Au cours de ces dix ans, ils ont assisté à une lutte constante entre le peuple opprimé et les dirigeants qui ont parfois eu recours à des tactiques démocratiques réactionnaires pour la survie de l’ordre capitaliste (le discours d’unité nationale, le «Pacte de Carthage» signé en 2016) ou, comme nous le voyons maintenant, qui ont tenté d’intimider les masses par la violence. La bureaucratie de l’Union générale des travailleurs tunisiens (UGTT), la plus importante organisation de classe du pays avec un pouvoir politique important depuis l’indépendance de la Tunisie, soutient la «transition démocratique» de 2011 et y joue un rôle, et signe ensuite le «Pacte de Carthage» de 2016. Ces mouvements démontrent clairement que la bureaucratie syndicale suit les tactiques de la réaction démocratique et se soucie des intérêts de la bureaucratie plutôt que de ceux de la classe ouvrière. En appelant les masses à éviter les actes de violence et à envisager le dialogue, elle déclare qu’elle maintient cette position. Cependant, il faut tenir compte du fait que, dans les mobilisations révolutionnaires de 2010-2011, la base de l’UGTT qui a participé à la lutte a fait pression par le bas et a forcé la bureaucratie syndicale à prendre position. En ce sens, il est clair que la participation organisée de la classe ouvrière tunisienne, ainsi que les bases de lutte au sein de l’UGTT, dans le processus de soulèvement seront décisives pour le développement des mobilisations.
De larges secteurs de la gauche tunisienne, qui estiment qu’il doit y avoir une période d’attente indéterminée entre les tâches démocratiques et sociales de la révolution, ne se battent pas pour un gouvernement de la classe ouvrière et du peuple. C’est pourquoi ils n’ont pas poussé, au cours des dix dernières années, à la formation d’une direction politique alternative au nom des travailleurs tunisiens. Celle-ci continue à être la tâche la plus urgente de ces dix dernières années et pour la Tunisie aujourd’hui. C’est-à-dire, la construction d’une organisation et d’une ligne politique qui vise à briser l’ordre existant avec les masses combattantes et à défendre l’indépendance politique de la classe. Aujourd’hui, pour atteindre cet objectif, les masses mobilisées doivent construire leurs propres organes d’auto-organisation/défense en coordination les unes avec les autres et développer cette coordination autour d’un programme d’action d’urgence pour en faire un pouvoir politique alternatif. Ce sont les tâches les plus fondamentales qui nous attendent.

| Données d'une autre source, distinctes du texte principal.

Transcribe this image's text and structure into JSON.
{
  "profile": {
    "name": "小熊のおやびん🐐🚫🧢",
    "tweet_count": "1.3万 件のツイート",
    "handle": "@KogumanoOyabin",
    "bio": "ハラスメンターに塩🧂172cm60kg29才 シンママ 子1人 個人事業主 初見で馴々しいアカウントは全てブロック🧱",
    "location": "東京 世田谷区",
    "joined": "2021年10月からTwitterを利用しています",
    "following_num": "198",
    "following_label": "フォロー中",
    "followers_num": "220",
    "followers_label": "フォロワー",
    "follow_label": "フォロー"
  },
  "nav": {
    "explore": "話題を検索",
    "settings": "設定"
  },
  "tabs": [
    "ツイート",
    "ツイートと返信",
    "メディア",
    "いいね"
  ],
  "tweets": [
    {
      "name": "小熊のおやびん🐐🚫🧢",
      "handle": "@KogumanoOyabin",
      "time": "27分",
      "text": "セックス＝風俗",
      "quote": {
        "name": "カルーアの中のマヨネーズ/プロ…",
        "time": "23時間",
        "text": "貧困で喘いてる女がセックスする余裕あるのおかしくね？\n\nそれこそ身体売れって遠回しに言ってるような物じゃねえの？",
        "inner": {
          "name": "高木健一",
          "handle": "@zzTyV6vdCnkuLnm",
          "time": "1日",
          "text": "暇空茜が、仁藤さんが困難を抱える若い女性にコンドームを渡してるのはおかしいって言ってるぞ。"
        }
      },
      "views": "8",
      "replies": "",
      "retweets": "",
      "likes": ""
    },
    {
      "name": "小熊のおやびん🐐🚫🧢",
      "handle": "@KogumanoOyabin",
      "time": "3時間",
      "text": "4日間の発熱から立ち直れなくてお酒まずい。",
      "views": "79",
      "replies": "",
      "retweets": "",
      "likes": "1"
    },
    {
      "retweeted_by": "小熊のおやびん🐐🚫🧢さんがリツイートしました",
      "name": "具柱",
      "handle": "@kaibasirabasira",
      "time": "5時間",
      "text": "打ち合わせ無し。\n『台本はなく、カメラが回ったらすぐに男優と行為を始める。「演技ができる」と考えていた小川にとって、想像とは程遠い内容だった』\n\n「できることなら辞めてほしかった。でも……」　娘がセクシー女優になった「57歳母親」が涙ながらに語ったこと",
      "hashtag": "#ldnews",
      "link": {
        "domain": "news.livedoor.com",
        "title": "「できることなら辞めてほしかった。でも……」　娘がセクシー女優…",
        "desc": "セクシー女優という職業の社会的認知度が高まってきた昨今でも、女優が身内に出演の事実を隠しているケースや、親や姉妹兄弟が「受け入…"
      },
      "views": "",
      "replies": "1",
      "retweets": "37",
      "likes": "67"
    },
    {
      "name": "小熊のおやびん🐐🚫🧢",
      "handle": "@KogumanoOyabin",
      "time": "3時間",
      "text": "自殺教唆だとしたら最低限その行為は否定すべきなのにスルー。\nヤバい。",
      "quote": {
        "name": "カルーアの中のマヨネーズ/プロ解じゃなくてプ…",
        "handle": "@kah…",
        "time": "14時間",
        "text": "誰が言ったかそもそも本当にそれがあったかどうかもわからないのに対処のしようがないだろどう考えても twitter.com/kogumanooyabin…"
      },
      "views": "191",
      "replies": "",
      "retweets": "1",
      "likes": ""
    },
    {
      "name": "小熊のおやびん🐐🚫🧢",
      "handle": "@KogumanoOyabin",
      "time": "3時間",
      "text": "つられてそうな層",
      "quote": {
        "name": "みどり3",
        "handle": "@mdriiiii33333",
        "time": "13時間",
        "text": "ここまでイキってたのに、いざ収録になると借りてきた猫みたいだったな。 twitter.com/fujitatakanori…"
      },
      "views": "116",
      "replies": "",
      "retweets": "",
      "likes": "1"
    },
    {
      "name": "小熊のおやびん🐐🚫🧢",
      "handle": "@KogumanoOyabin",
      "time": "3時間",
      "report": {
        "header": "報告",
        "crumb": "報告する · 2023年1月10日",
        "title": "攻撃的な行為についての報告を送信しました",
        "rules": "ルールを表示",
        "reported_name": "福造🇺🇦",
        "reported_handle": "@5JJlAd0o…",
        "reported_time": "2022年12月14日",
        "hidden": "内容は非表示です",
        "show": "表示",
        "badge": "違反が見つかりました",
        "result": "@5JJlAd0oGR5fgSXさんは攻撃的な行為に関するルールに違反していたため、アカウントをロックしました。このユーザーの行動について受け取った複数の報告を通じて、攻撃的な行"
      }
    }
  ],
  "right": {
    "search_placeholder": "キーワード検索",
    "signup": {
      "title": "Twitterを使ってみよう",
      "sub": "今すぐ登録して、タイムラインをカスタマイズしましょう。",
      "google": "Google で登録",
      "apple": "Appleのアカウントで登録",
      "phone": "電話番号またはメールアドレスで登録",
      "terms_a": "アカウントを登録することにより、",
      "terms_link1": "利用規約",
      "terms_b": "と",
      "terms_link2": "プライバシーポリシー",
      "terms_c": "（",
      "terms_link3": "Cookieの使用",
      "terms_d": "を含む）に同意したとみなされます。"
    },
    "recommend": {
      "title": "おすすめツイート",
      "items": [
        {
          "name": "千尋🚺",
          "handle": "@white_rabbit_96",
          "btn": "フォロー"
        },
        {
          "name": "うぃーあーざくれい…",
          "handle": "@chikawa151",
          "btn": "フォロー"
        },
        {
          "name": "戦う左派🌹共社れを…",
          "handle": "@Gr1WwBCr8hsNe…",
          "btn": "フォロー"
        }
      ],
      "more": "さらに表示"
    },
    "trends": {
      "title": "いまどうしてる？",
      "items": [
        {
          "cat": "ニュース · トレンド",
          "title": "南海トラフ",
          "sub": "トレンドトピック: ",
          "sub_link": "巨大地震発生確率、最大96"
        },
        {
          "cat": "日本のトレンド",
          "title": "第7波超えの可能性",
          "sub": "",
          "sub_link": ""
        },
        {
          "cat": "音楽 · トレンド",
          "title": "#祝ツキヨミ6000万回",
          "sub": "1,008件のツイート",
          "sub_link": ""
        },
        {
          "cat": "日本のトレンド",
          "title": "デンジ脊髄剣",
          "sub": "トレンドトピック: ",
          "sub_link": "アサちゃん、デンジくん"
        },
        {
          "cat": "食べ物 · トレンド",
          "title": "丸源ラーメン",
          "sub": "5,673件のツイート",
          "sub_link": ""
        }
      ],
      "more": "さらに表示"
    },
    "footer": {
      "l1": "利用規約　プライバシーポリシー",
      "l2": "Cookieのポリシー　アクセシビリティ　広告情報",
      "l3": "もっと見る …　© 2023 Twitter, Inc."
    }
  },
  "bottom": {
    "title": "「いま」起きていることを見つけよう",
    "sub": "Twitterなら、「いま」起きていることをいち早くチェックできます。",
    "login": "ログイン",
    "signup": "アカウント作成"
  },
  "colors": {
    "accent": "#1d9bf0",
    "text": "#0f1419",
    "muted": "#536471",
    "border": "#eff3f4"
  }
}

En tant qu’Unité Internationale des Travailleurs – Quatrième Internationale (UIT-QI), nous sommes solidaires de la lutte des travailleurs tunisiens pour le travail, le pain et une vie décente. Nous soutenons la mobilisation des masses tunisiennes d’un point de vue politique, programmatique et organisationnel et vers une rupture avec le régime actuel et l’ordre d’exploitation capitaliste !
Libération immédiate de tous les prisonniers politiques ! Dehors l’armée et la police des rues !
Annulation immédiate de tous les accords avec le FMI !
Expropriation de toutes les institutions publiques privatisées sans compensation !
Arrêtez immédiatement de payer la dette extérieure ! Les fonds alloués au paiement de la dette doivent être utilisés pour améliorer les services d’éducation et de santé et créer des emplois dans le secteur public !
Il faut créer des comités populaires indépendants pour lutter contre la corruption ! Les personnes impliquées dans la corruption doivent être jugées sous le contrôle de ces comités !
Le peuple veut détruire le régime !
Pour une économie centralisée et planifiée !
Battons-nous pour un gouvernement des travailleurs !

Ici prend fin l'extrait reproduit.